Comme si on vivait dans les années 90, la guerre des gangs persiste en Guinée. Depuis quelques jours, un clan baptisé “250 microbes” sème des troubles dans le quartier Tobolon, secteur Mathossyah à Kagbelen dans le Grand-Conakry. Les violences ont déjà conduit à deux morts, plusieurs blessés et de nombreuses arrestations.

Le dernier incident remonte au mardi 14 mai, lorsqu’une kermesse a viré au cauchemar. Le clan “250 microbes”, qui revendique la paternité de l’établissement scolaire où se tenait la cérémonie, aurait exigé 500.000 francs guinéens aux organisateurs pour ne pas perturber le déroulé de la fête. Chassés de la soirée, les fauteurs de troubles armés de machettes, couteaux, pierres et autres armes blanches, ont décidé que le quartier paierait le prix fort de leur expulsion. Refusant de se laisser intimider, d’autres jeunes du quartier se sont constitués en groupe pour empêcher “250” de nuire. Le conflit s’est alors transformé en guerre de clans.

Depuis le week-end dernier, les habitants du quartier Tobolon vivent avec la peur au ventre à cause de ces groupes de hors-la-loi qui sèment la terreur. Les affrontements, qui ont débuté la nuit du samedi, se sont poursuivis jusqu’au petit matin. Les tensions ont été ravivées par la mort d’un jeune du nom de Tidiane Bah, après l’échec de la tentative de médiation des sages du quartier. Pendant trois jours, la zone a été assiégée, terrorisée par des gamins, et personne n’osait pointer son nez dehors. Il a fallu l’intervention des forces de sécurité pour rétablir l’ordre. Alayabouya Lansana Camara, chef de secteur, reconnaît que son quartier est pris en otage par des jeunes de 15 ans, du gang “250 microbes”. Que l’intervention des autorités a permis de mettre main sur une vingtaine de fauteurs de troubles, détenue au Commissariat de Dubréka.

“Battu à mort”

Lors de l’altercation, Amadou Touré, 18 ans, conducteur de moto-taxi, a été poignardé à mort. Un jeune du quartier raconte sous anonymat : « Depuis les dernières vacances ce groupe dénommé “250” crée la panique à Keitayah et Tobolon. Il effraye presque tout Kagbelen. Quand il apprend qu’il y a un événement quelque part, il vient gâcher la fête, blesser des gens et racketter la foule. Samedi dernier, ils sont venus à la kermesse du groupe scolaire Mariama Camara, pour extorquer 500.000 GNF, aux organisateurs, à défaut de créer la pagaille, comme d’habitude. Cette fois, on les a repoussés et, par mécontentement, ils ont décidé de récidiver. »
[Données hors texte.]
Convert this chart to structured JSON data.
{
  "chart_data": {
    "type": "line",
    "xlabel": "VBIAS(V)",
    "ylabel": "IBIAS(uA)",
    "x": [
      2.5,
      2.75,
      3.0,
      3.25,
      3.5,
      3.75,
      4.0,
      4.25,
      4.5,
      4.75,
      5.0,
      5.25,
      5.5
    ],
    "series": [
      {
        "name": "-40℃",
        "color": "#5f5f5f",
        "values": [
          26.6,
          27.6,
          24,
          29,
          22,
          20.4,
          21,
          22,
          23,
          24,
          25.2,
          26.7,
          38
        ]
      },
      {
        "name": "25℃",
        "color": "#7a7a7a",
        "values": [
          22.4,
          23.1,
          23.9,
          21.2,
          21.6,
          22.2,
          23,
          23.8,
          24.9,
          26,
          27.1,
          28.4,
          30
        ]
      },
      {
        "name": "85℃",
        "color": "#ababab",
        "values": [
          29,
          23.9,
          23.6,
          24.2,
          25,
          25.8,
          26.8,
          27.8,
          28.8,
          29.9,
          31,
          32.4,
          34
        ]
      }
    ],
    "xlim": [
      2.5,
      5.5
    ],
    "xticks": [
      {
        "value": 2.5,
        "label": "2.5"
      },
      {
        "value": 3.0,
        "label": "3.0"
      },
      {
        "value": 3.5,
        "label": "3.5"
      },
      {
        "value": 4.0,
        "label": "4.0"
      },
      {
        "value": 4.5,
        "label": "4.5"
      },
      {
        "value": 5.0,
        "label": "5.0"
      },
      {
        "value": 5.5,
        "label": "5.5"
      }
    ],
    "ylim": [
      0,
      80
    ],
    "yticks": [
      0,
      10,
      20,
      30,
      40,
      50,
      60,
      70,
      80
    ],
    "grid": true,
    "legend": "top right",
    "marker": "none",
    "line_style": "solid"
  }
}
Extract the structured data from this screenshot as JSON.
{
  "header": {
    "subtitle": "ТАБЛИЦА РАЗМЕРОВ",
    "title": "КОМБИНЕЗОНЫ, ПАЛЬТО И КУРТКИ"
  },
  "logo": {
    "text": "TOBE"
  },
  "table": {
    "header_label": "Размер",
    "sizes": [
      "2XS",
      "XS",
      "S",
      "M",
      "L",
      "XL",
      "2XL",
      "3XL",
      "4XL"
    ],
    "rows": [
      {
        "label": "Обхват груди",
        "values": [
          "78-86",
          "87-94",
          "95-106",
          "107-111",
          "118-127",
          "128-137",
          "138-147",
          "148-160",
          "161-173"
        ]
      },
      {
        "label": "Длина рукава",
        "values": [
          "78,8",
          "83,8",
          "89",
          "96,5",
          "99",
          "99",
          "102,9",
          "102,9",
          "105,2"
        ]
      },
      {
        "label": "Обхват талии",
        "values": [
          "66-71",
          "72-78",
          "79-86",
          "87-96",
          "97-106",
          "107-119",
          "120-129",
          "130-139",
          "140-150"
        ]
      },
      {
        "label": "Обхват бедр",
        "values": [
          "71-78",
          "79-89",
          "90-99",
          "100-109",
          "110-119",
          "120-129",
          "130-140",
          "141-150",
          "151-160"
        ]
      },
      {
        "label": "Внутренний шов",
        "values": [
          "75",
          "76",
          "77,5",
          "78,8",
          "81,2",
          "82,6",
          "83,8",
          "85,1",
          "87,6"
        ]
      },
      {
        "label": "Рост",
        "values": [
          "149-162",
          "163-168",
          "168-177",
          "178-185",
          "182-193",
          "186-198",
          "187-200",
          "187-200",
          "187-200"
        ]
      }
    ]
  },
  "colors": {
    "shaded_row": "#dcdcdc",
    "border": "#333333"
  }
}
Mohamed Camara a eu le malheur de croiser le chemin des “microbes”. Il s’en est sorti de justesse et raconte sa mésaventure : « J’étais sorti me promener avec un ami. En rentrant, je suis tombé sur des membres du “250”. Ils se sont jetés sur moi, ont mis ma tête dans un sac et m’ont bastonné. Je me suis mis à crier et à appeler à l’aide, mais personne n’est venu, d’autres ont fermé leurs portes. J’ai été blessé par une lame. » Artiste en herbe, Mohamed Camara a été sauvé par l’un des agresseurs qui l’aurait reconnu. « Il a dit qu’il me voit prester dans les événements. J’ai été relâché… » Étant cagoulé, il n’a pu identifier aucun d’entre eux.

Les habitants de Tobolon et Keitayah prient pour que les autorités prennent des mesures strictes pour mettre fin à cette terreur et restaurer la paix dans leur quartier.